The bulk carrier Amis Ace went to Mexico, not the US as it had informed. See fresh images from Mexico.
The bulk vessel Amis Ace is currently offloading phosphate rock at the dock of the company Innophos in Coatzacoalcos, Mexico. Western Sahara Resource Watch (WSRW) has obtained drone images of the ship offloading the cargo, taken on 3 August 2021.
The images show the phosphate rock originating from occupied Western Sahara being offloaded onto a conveyor belt system and transported vertically up into a large, white building used or owned by Innophos Mexicana, a local subsidiary of the US company Innophos Holdings.
According to sources on the ground, the importer is indeed Innophos. The same source informed that the vessel contained 30.000 tonnes of rock. WSRW believes the volume could be somewhat larger.
Innophos in 2018 specifically stated that it had stopped sourcing rock from Western Sahara as a matter of social responsibility. “As part of Innophos’ commitment to overall social responsibility and good corporate stewardship, Innophos will no longer indirectly participate in a raw material supply chain which sources phosphate rock from the Western Sahara region in Africa,” the company wrote in a press release on 2 July 2018.
When the vessel left Western Sahara waters, it informed through its so-called AIS communication that it was heading in the direction of Virginia, United States. WSRW informed that this would be the first incident of US imports since 2018.
The affair of the mysterious US imports was picked up by Saharawi, Moroccan and Algerian media. However, halfway across the Atlantic it became clear that the ship was not going to Virginia at all. Instead, the vessel headed towards the Gulf of Mexico, and changed its destination to the vague “Northcentral America”. It is not clear to WSRW why the vessel reported erroneously about its destination as it steamed across the Atlantic.
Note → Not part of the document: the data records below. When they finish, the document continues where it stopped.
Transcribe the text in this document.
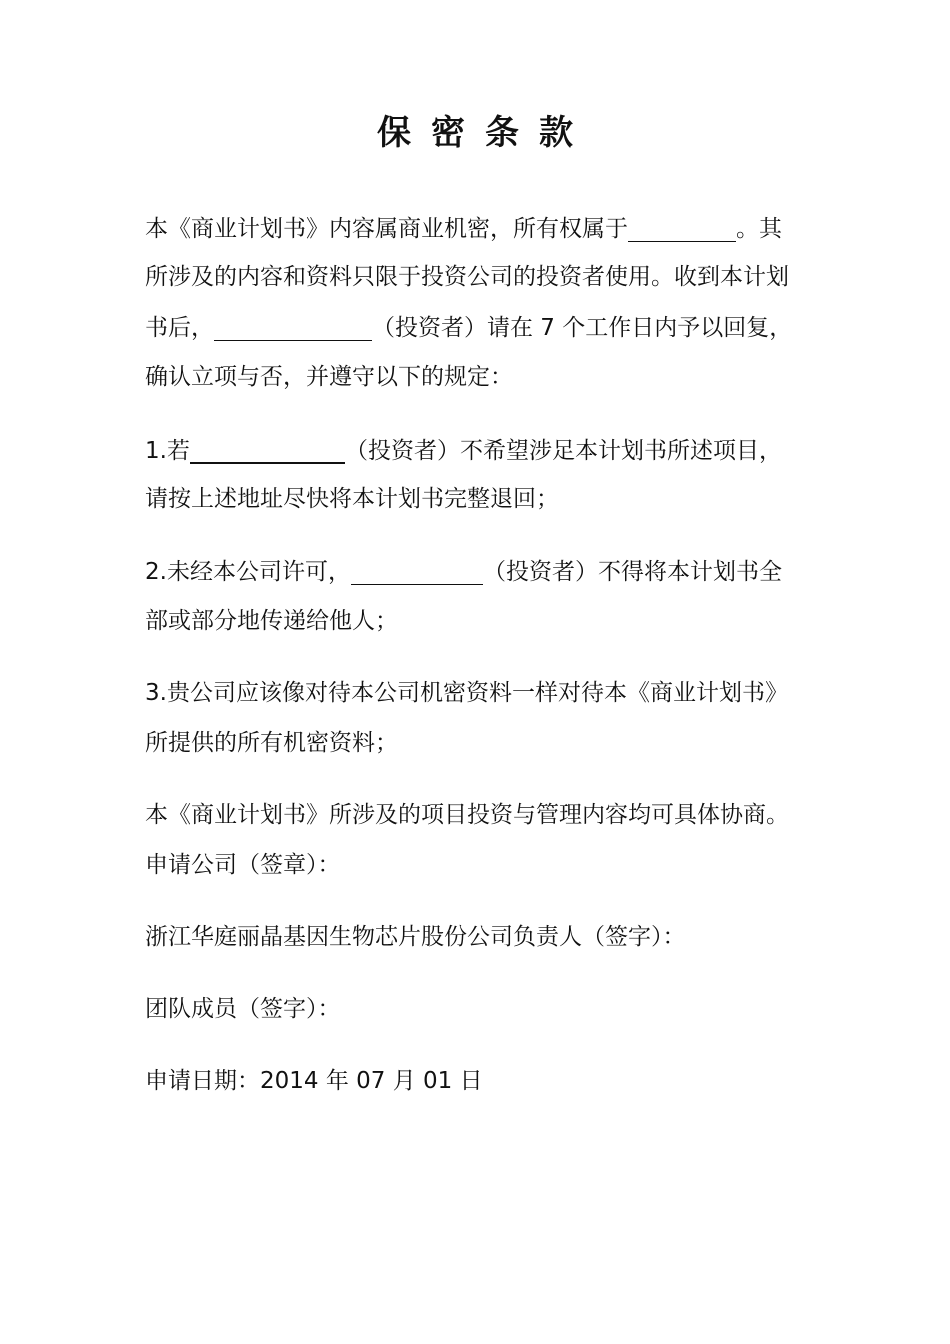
保密条款
本《商业计划书》内容属商业机密，所有权属于	。其
所涉及的内容和资料只限于投资公司的投资者使用。收到本计划
书后，	（投资者）请在 7 个工作日内予以回复，
确认立项与否，并遵守以下的规定：
1.若	（投资者）不希望涉足本计划书所述项目，
请按上述地址尽快将本计划书完整退回；
2.未经本公司许可，	（投资者）不得将本计划书全
部或部分地传递给他人；
3.贵公司应该像对待本公司机密资料一样对待本《商业计划书》
所提供的所有机密资料；
本《商业计划书》所涉及的项目投资与管理内容均可具体协商。
申请公司（签章）：
浙江华庭丽晶基因生物芯片股份公司负责人（签字）：
团队成员（签字）：
申请日期：2014 年 07 月 01 日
The vessel docked in the Innophos harbour in the Pajaritos laguna of Coatzacoalcos on the morning of 3 August 2021, where WSRW detected the ship with a drone. It is expected to be offloading for the next few days.
Innophos used to have two connections to Western Sahara in the past.
From 2010 to 2018, WSRW sent Innophos in total seven letters about the company’s purchases from the occupied territory, without receiving a reply. The latest unanswered letter in that period was sent on 1 March 2018. The lack of response from the company management has also been observed by several of its former investors.
Innophos has previously been the subject of multiple divestments due to its former Western Sahara involvement. A lengthy analysis for the exclusion of the firm was prepared by the Council on Ethics of the Norwegian Government Pension Fund in 2015. For the same reason, the company has also previously been kicked out of the portfolios of the Luxembourg Pension Fund and Danske Bank, among others.
“Western Sahara Resource Watch calls on all shareholders of Innophos to engage with the company, demanding an immediate halt of further imports. The company has previously announced a very clear and principled position on Western Sahara, and it must act in accordance with this policy”, Sylvia Valentin of Western Sahara Resource Watch stated.
WSRW wrote Innophos on 4 August 2021 asking for a comment to this article. The response from the company will be published upon receipt.
The white building on the drone images, where the phosphate rock is being transported, is the exact same location where three Innophos workers died in an accident two weeks ago.
The territory of Western Sahara has been under foreign occupation by Morocco since 1975. OCP's exports of minerals from the territory takes place in violation of international law.
The US company Innophos admits in its latest annual report to be purchasing the conflict mineral through PotashCorp.